You wanna make me cry? Show me this picture of Chloe Kim’s dad right before she hits the half-pipe. Yea, that’ll do it. pic.twitter.com/IilYKUz8xr
— Rebecca (@BeckksSG) February 13, 2018
As his 17-year-old daughter wowed the judges in the women’s snowboard halfpipe competition on Tuesday morning, scoring a gold medal, Jong Jin reportedly pointed to himself and shouted “American dream!”
“My dad has definitely sacrificed a lot for me, and I don’t know if I could do it, if I was in his shoes,” Chloe told reporters.
“Leaving your life behind and chasing your dream because your kid is passionate about this sport,” she added. “I think today I did it for my family, and I am so grateful to them.”

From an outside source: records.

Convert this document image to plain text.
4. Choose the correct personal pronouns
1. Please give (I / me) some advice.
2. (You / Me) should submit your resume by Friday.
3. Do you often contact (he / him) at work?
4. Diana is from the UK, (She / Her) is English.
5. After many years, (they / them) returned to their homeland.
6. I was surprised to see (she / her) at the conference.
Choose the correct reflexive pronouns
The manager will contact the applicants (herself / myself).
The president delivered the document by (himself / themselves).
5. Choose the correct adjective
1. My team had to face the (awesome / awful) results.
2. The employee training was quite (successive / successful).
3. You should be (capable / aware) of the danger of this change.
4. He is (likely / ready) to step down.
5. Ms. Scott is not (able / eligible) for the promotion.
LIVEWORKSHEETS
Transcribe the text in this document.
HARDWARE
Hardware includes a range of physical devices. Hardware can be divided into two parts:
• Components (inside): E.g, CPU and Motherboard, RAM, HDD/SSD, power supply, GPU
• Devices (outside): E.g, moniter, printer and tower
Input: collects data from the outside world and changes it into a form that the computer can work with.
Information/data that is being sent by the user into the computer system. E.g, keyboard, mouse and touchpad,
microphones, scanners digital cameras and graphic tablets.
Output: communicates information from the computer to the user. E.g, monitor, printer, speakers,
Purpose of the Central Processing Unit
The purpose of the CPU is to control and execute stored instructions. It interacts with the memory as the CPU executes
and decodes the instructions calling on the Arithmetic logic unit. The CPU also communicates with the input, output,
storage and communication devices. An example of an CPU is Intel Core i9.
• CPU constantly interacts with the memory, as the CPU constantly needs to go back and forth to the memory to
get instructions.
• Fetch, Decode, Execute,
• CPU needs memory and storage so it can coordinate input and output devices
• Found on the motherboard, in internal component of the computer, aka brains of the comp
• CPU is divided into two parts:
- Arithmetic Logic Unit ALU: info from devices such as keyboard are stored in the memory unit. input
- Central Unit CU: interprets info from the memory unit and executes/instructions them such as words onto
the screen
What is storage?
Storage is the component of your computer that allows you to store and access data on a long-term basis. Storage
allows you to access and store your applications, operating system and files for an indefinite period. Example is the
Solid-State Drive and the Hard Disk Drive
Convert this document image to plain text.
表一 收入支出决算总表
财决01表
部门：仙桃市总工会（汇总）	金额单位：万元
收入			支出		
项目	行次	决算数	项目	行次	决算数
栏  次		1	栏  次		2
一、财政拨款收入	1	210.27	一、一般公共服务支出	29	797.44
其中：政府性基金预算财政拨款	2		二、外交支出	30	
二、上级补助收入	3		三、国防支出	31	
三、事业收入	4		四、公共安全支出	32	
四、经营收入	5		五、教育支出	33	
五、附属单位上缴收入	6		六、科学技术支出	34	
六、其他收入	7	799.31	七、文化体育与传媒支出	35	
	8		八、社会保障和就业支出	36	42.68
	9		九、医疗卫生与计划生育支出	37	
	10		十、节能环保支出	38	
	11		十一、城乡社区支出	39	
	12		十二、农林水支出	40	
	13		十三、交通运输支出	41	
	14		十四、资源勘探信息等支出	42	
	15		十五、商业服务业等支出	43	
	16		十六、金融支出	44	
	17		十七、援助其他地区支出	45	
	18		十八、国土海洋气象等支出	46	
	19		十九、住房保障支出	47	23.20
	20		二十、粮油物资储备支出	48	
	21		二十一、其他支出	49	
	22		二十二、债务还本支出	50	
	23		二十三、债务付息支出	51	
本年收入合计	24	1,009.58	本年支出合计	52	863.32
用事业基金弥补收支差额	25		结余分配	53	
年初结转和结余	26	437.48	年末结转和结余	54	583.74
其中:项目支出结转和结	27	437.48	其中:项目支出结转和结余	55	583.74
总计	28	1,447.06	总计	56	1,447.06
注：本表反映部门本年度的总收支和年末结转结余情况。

Jong Jin prodded Chloe to jump on a snowboard when she was four. And nearly a decade ago, he quit his job as an engineer to help his precocious daughter reach snowcapped glory.
He and his wife, Boran, frequently drove her from their home in Torrance, California, to Mammoth Mountain, where she trains — a six-hour car ride.

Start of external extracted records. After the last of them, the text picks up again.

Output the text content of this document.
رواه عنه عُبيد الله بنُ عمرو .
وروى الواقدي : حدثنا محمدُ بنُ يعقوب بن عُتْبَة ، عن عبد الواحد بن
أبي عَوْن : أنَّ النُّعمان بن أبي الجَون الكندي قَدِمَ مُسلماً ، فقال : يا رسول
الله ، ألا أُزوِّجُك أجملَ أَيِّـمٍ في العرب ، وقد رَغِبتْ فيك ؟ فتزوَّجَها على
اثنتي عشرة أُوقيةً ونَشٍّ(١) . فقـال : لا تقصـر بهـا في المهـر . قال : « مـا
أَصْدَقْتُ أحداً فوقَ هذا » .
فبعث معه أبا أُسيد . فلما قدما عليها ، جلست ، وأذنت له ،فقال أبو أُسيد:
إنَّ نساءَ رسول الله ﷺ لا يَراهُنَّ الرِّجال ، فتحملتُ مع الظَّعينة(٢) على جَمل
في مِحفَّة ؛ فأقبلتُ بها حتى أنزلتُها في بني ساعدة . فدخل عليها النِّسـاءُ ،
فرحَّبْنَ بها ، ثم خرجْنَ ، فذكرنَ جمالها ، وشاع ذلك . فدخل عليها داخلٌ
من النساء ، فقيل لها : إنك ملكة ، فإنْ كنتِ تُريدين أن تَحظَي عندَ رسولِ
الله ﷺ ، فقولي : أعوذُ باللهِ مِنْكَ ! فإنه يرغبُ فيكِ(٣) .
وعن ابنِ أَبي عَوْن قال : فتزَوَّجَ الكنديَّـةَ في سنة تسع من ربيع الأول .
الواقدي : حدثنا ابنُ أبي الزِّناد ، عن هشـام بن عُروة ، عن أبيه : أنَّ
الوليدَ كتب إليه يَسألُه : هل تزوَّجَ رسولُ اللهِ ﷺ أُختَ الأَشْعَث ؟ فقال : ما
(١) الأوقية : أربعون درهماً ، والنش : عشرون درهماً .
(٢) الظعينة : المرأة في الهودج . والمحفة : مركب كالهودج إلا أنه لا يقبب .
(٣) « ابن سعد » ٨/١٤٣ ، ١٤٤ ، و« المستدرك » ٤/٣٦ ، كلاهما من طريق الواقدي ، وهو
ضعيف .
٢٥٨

But he has reportedly waved off his sacrifices as “normal for all parents.”
Chloe’s extended Korean family was on hand for her big moment — her parents, two sisters, sister’s fiance, three aunts, two cousins, and her 75-year-old grandmother, Moon Jung Ae.
They all cheered when she landed back-to-back 1080-degree spins on her second and third jumps, a combination no other woman has done in competition.
“I learned after the second run that my grandma was in the finish,” Chloe said, according to NBC Sports. “I said: ‘This one’s for you, Grams.'”
Chloe is partial to calling herself “the California girl,” but she went into her victorious day with Korean folklore at the front of her mind.
“Today is the day imugi [a snake-like creature of lore] turns to dragon,” Jong Jin said he texted his daughter, who was born in the Korean year of the dragon.
‘She said: Hahahahaha, thank you very much.”